Lorsque toute la neige fond des deux côtés, ils répandent une quantité égale de sable (500 livres supplémentaires) sur le côté contrôle de la parcelle pour annuler tout effet du sable lui-même sur leur collecte de données.
Le rythme changeant des saisons
Suding espère mieux comprendre comment cette augmentation de la vitesse de fonte des neiges affecte la végétation en dessous, le sol et l’eau en aval. Elle voit déjà quelques petits changements.

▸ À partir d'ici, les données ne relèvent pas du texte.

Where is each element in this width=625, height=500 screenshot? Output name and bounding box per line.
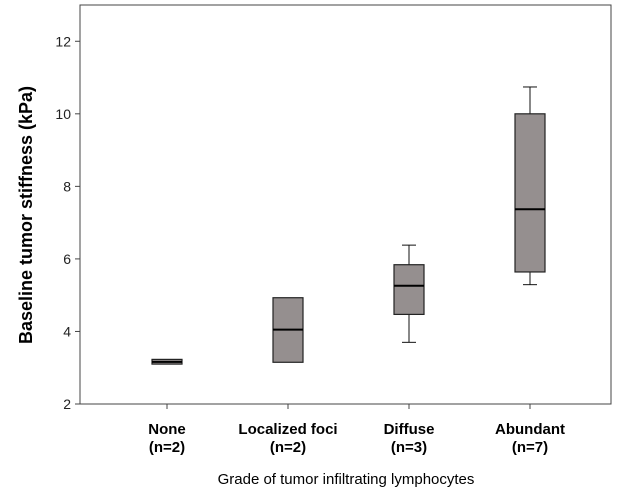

« La saison de croissance commence plus tôt, les choses verdissent plus vite et elles ont une période de croissance plus longue », a déclaré Suding. « Mais l’autre chose intéressante qui se passe, c’est que les plantes se ferment plus tôt. Ce que nous pensons qu’il se passe, c’est que les sols se dessèchent plus tôt, et c’est le stress hydrique qui met fin à la saison de croissance. Nous avançons donc le début de la saison , mais cela affecte aussi la fin de l’été. »
L’expérience sur le sable noir durera encore deux ou trois ans, jusqu’à ce que le sable s’accumule suffisamment pour affecter la collecte de données. Mais le travail se poursuivra à travers les prochaines expériences que Suding et d’autres à la station de recherche de montagne utilisent pour répondre aux questions qui découlent de ce travail. L’expérience aidera également à informer ceux qui vivent en aval, y compris la ville de Boulder et son service des eaux.
« La fonte antérieure sur Niwot Ridge affecte la quantité d’eau que Boulder reçoit et la qualité de l’eau », a déclaré Suding.
Parce qu’il s’agit de l’une des zones les plus riches en biodiversité du comté de Boulder, comprendre les changements dans l’écosystème de Niwot Ridge peut aider le parc national des Rocheuses à gérer ses ressources naturelles au nord et même informer des groupes urbains comme la Denver Botanical Society pour les décennies à venir.
« Beaucoup de nos partenaires veulent prendre des décisions fondées sur des preuves quant à la manière dont ils gèrent leurs ressources naturelles », a déclaré Suding.